Pierre Lachenay, directeur d'une revue littéraire, bourgeois rangé du XVI arrondissement de Paris, marié, rencontre Nicole, hôtesse de l'air, lors d'un voyage à Lisbonne. Ils passent la nuit ensemble, et de retour en France, décident de poursuivre leur liaison.
L'histoire de ce film teint en deux phrases. Le sujet en est l'adultère. LA PEAU DOUCE est le quatrième long métrage de François Truffaut. Mal accueilli à sa sortie, c'est un de ceux que je préfère. Pour sa simplicité justement. Un sujet, quelques personnages, et l'autopsie d'un adultère calculé, une étude quasi clinique de l'explosion d'un couple.
En 1964, François Truffaut a entamé ses entretiens avec Alfred Hitchcock, dont il tirera un des plus célèbres livres sur le cinéma, mais dont il tirera surtout des leçons. L'ombre de Sir Alfred plane sur ce drame de la jalousie et du mensonge. Il y a ce départ tonitruant, addition de plans très courts, des inserts, de dialogues rapides et toujours très "écrits" (le style Truffaut, reconnaissable à la première seconde) un rythme soutenu pour vite en arrivée à l'essentiel du sujet.

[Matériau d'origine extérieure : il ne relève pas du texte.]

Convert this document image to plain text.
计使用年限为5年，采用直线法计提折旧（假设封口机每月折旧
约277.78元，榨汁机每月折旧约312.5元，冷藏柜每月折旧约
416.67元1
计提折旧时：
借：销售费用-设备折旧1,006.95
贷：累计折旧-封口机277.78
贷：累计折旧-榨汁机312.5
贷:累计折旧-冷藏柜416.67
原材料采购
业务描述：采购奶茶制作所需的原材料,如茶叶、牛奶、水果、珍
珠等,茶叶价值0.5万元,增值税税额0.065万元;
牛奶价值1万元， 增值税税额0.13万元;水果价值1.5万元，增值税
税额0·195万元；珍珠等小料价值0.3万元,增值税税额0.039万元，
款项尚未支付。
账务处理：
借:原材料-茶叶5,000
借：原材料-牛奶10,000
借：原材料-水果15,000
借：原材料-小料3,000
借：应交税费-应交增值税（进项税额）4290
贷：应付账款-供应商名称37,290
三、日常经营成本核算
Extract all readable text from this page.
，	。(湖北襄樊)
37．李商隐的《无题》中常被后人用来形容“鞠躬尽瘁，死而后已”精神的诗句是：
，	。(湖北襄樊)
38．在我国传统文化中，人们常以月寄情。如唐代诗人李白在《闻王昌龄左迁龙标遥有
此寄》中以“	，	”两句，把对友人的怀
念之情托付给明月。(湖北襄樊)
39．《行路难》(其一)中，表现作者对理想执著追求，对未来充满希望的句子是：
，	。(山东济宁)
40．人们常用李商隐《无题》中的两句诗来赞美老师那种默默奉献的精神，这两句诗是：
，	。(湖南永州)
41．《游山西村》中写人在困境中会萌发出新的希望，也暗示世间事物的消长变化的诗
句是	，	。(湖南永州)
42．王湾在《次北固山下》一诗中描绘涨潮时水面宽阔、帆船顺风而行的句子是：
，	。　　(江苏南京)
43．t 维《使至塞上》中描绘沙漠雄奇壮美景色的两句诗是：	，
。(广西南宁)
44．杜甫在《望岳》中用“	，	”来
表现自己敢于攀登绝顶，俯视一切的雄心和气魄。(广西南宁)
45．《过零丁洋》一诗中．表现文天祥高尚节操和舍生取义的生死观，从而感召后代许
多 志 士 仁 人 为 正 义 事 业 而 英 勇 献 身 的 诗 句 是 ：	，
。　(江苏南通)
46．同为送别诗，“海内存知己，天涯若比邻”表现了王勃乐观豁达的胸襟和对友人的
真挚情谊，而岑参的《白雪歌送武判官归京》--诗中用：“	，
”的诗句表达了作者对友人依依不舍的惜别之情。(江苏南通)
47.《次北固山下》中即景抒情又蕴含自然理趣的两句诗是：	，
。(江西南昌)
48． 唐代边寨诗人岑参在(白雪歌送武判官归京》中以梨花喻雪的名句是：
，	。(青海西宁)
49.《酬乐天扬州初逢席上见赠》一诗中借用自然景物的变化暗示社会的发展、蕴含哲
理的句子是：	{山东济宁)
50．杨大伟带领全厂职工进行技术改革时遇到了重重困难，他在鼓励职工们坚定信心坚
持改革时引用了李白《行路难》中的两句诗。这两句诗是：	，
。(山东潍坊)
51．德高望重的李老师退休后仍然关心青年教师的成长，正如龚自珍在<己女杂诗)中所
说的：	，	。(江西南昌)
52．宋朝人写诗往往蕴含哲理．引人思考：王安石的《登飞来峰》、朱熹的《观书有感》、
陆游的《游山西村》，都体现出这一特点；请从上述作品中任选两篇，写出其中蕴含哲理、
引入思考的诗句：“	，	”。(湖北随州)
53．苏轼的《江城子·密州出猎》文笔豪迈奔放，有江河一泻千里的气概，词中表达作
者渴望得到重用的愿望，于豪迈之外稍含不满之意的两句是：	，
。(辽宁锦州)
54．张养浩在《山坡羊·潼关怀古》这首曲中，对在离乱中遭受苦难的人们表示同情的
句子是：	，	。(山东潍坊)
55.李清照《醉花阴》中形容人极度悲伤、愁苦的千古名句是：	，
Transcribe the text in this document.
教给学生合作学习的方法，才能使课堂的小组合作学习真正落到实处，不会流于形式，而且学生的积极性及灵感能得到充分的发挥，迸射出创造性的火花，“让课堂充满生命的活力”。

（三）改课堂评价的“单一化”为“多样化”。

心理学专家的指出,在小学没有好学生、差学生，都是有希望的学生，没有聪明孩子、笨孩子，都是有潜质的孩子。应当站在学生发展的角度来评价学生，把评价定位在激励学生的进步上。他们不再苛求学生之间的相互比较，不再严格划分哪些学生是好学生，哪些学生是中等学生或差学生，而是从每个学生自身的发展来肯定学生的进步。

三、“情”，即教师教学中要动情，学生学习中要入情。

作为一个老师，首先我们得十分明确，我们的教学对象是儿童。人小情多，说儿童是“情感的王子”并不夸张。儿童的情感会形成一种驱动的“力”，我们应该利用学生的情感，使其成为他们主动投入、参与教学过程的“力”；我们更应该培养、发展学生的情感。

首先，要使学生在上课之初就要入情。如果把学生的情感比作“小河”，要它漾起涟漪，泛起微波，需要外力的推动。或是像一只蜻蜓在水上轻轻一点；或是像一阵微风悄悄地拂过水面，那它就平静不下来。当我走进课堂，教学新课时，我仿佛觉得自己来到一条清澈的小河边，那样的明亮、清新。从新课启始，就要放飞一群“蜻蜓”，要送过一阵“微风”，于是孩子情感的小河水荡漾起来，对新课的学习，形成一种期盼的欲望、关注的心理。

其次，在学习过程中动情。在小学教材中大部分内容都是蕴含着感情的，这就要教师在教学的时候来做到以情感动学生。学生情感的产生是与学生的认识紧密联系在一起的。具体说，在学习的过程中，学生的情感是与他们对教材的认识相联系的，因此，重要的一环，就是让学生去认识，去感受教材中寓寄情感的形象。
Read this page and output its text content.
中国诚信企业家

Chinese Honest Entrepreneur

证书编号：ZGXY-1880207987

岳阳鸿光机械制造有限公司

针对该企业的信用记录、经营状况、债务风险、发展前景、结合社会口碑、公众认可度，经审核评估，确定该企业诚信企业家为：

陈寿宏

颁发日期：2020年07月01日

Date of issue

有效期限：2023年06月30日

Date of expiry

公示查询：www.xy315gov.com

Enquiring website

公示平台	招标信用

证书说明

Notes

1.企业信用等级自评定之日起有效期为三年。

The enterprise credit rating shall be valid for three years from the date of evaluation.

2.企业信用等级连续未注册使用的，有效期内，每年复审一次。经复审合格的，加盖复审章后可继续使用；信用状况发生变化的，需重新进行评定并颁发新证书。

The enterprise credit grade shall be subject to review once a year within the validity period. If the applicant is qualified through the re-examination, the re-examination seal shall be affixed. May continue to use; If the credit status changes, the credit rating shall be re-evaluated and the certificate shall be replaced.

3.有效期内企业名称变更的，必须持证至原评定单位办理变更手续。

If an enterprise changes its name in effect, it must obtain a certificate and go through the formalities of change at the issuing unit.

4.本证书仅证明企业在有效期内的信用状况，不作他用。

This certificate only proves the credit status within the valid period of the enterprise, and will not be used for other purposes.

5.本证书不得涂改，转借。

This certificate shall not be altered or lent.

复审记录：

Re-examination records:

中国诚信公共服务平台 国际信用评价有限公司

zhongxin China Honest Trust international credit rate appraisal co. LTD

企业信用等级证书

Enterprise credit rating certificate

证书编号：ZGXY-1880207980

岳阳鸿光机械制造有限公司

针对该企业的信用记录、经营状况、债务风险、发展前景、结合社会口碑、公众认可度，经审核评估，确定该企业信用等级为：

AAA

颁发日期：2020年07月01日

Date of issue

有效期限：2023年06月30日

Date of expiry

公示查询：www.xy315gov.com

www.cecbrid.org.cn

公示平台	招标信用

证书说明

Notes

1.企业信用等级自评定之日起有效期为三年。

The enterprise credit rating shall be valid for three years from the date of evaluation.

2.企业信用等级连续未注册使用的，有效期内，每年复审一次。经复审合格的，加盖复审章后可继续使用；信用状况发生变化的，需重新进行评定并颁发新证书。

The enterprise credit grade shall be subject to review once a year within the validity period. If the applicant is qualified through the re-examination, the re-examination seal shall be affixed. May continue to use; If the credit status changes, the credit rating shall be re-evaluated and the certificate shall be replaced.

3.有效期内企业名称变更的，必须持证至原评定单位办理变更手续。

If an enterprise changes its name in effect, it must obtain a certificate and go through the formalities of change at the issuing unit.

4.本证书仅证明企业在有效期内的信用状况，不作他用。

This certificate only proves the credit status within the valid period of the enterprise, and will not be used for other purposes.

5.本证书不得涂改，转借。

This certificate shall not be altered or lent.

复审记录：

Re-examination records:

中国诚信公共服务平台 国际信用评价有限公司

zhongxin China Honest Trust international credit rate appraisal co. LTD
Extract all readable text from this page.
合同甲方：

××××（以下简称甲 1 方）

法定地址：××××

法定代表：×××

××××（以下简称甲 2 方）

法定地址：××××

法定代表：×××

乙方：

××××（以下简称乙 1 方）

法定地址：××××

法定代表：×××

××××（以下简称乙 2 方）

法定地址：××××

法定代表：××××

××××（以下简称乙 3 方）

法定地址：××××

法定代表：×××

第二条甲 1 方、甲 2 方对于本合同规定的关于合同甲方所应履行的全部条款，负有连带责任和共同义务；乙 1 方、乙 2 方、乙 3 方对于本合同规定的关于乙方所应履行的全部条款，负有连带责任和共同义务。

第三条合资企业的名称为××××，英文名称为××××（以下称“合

Il y a des jeux de regards, déjà dans l'avion, puis dans un ascenseur d'hôtel, qui en disent long, les hésitations avant de composer un numéro de téléphone, comme si le combiné était l'arme d'un futur crime. Et ce splendide travelling subjectif dans le couloir de l'hôtel, où Lachenay regarde les paires de chaussures devant les portes des chambres. Une paire pour une femme seule, deux paires pour les femmes accompagnées.
Pierre Lachenay illustre cette génération gaullienne, engoncée dans des principes moraux. Alors lorsqu'il téléphone à Nicole, pour l'inviter à boire un verre, à Lisbonne, il le fait, honteux, dans la pénombre. C'est Nicole qui le rappelle, et accepte une rencontre. Et lorsqu'il la raccompagnera à sa chambre, elle allumera la lumière, et lui, l'éteindra aussitôt. D'ailleurs, on ne sait pas si elle l'invite à entrer, ou si c'est lui qui impose sa présence. Gestuelle au millimètre, moment de grâce absolue. Cela se fait. Tout simplement.
De retour à Paris, c'est ensuite l'engrenage classique, petits mensonges, colères feintes, claquements de porte, alibis poussifs. Au cours d'une conférence à Reims, Lachenay découvre comme il est difficile de mener une double vie, il semble épier chez les autres toutes formes de suspicion, devient irascible, s'emporte. Truffaut filme beaucoup de départs et d'arrivée en voiture, de trajets, ses héros semblent toujours se frôler, se manquer. Lachenay fantasme déjà sur sa future installation avec Nicole, alors que celle-ci a déjà compris que leur liaison est mort-née.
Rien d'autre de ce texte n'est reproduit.